Asteroid's rocky surface the result of one impact
BY JEFF FOUST
SPACEFLIGHT NOW

Posted: September 28, 2001

The boulder-strewn surface of the asteroid Eros was likely shaped by a single collision, scientists studying data from a recent NASA mission reported Thursday.

In a set of papers published in the latest issue of the journal Nature, scientists involved with the Near Earth Asteroid Rendezvous (NEAR) mission concluded that a collision between Eros and another body a billion years ago distributed most of the small rocks seen on the asteroid's surface.

Eros
Images of Eros taken from the orbiting NEAR-Shoemaker spacecraft: (a), scale bar, lower right, measures 2 kilometers (1.2 miles), crater Shoemaker as viewed from the south; (b), scale bar 1 kilometer, crater Psyche; (c), scale bar 200 meters, interior of crater Shoemaker; (d), scale bar 100 meters, large rock inside Psyche; (e), scale bar 50 meters, and (f), scale bar 100 meters, large rocks ejected from crater Shoemaker that were deposited in older craters; (g), scale bar 10 meters, and (h), scale bar 20 meters, the range of shapes of large rocks on Eros -- from angular to falling apart. Photo: NEAR imaging team
SEE LARGER IMAGE

 
That conclusion came after a detailed analysis of images recorded by NEAR during its year-long orbit of Eros, as well as additional high-resolution images collected during the spacecraft's controlled descent to the surface of Eros on February 12. Scientists identified 6,760 rocks at least 15 meters in diameter on the surface in those images and found that a majority of them likely came from the vicinity of a crater provisionally named Shoemaker at one end of the asteroid.

"We know they came from Shoemaker because the mapping of the geography of the pattern [of the rocks] on the surface closely matches the predicted paths from the one impact event that made Shoemaker," said Cornell University senior researcher Peter Thomas. "One big impact spread all this debris."

About 44 percent of the boulders found on Eros were within Shoemaker itself, likely pieces that "went straight up and down" according to Thomas. The rest traveled in arcs that took hours to land, carrying debris across the rest of the surface of the asteroid.

Thomas and others believe that the Shoemaker crater, eight kilometers wide, was formed when a small asteroid or comet collided with Eros about one billion years ago. That collision and the resulting rain of debris may have erased similar boulders ejected from two other, older, impact craters also seen on the asteroid.
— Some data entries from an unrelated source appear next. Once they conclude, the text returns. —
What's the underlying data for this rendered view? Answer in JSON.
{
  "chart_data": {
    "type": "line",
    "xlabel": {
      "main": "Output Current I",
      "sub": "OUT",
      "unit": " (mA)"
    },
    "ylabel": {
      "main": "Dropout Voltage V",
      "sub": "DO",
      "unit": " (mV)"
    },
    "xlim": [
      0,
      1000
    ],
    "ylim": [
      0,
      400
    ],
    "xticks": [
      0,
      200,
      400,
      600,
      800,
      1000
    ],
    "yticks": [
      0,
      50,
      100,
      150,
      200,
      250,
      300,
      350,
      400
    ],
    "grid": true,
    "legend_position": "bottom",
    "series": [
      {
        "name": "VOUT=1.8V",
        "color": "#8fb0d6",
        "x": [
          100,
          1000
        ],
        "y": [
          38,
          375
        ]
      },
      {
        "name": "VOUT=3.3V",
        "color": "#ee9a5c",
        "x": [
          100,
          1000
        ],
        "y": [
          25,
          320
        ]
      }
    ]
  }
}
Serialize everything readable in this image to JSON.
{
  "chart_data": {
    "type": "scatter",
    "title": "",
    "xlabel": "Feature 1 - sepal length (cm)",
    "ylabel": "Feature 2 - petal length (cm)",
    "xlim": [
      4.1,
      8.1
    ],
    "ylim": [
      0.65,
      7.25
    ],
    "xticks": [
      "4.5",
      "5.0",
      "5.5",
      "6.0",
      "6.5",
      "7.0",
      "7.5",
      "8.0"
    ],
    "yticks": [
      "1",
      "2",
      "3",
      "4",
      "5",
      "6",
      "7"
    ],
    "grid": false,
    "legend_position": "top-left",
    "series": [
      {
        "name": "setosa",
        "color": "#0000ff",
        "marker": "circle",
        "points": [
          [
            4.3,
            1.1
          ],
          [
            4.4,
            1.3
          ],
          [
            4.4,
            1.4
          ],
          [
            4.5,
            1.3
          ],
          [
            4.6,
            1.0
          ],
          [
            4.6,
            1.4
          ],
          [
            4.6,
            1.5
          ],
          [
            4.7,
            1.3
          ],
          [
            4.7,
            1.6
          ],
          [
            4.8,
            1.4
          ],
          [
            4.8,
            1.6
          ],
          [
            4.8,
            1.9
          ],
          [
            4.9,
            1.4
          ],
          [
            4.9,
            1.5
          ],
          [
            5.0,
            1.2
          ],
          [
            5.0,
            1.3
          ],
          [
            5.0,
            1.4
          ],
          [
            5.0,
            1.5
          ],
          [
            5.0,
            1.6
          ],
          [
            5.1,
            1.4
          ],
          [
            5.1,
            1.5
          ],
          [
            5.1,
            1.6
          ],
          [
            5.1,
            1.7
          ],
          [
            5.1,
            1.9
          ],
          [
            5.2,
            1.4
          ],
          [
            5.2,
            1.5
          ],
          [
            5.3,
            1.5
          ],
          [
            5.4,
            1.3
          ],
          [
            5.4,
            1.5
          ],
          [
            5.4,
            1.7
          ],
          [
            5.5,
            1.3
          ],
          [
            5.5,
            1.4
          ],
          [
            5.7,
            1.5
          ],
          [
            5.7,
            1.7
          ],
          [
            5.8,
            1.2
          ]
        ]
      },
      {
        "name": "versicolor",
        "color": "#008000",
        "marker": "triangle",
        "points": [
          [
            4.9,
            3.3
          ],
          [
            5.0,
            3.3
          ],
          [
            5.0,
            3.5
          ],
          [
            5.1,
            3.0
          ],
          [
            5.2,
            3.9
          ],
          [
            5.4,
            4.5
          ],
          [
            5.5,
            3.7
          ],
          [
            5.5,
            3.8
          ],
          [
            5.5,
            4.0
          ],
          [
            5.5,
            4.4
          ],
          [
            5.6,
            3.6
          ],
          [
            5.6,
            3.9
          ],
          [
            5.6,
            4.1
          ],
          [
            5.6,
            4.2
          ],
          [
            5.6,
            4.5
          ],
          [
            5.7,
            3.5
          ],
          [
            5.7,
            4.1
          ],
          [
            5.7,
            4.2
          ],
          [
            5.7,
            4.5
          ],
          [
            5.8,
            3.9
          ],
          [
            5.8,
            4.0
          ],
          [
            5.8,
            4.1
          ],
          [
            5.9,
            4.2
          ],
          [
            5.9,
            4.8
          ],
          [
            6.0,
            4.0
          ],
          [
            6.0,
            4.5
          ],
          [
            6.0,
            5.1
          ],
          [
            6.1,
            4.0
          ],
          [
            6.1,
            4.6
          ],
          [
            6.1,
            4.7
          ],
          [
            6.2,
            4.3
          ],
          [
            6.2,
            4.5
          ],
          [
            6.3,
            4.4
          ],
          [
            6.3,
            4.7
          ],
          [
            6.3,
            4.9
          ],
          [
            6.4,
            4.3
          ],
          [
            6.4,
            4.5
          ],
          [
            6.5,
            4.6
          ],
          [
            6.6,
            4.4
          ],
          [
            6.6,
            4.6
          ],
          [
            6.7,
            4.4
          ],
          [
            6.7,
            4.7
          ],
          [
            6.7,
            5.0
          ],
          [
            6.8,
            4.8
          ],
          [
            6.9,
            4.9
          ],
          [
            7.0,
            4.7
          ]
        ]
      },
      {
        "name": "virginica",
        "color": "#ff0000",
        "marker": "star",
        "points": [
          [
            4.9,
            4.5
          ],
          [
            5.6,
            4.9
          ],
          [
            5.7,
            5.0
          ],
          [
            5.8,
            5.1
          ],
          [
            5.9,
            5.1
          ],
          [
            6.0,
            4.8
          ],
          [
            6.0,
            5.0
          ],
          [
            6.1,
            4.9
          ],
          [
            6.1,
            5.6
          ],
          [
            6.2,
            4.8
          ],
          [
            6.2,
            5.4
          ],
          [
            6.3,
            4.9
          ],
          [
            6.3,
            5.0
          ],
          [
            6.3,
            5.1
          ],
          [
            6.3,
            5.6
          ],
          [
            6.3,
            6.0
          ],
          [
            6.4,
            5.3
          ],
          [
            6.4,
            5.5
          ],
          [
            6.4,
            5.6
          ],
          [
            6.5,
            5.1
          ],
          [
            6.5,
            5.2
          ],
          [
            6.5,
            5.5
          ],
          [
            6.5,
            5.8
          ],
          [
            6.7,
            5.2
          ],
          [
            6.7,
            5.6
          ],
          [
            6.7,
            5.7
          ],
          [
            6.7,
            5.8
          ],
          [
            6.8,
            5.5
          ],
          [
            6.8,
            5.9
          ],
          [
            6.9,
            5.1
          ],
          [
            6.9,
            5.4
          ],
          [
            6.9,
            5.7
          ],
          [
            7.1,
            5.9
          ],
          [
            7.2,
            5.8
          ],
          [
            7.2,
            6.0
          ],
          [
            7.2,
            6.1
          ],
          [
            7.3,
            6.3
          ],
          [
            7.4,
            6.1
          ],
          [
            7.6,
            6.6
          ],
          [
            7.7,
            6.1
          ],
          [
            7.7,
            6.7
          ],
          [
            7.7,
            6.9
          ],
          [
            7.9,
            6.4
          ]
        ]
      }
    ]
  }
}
Eros's surface is not completely rocky, however. NEAR images also turned up a number of regions where the surface is very smooth and flat, so smooth that no sign of roughness could be seen in NEAR's sharpest images, at just 1.2 centimeters per pixel. Such "ponded" deposits appear to be associated with craters and other depressions.

NEAR itself may have landed on or near one such ponded deposit, based on the final images transmitted by the spacecraft prior to touchdown, according to Joseph Veverka, a Cornell University professor and head of NEAR's imaging team. That may explain why the spacecraft survived the landing and was able to continue to operate for several more days: had it landed in a rockier region it could have tipped over on a rock, damaging or disabling itself.

How such ponded deposits -- not yet seen on other asteroids or planetary bodies -- formed is an open question. Mark Robinson of Northwestern University speculates in another Nature paper that a photoelectric effect caused by exposure to sunlight could allow the finest particles on Eros's surface to separate out and flow by gravity into craters and depressions, forming the deposits. However, he notes, "This requires a lot of assumptions, and does not explain all the mechanisms."

Veverka cautioned against drawing too many conclusions about Eros from these observations. "It is difficult to compareŠ Eros with observations of other asteroids owing to the lack of images of a comparable resolution," he wrote in a Nature paper. Galileo images of the main-belt asteroids Gaspra and Ida, which, like Eros, are S-class bodies, are of much lower resolution and thus cannot show the fine surface details seen in the NEAR images.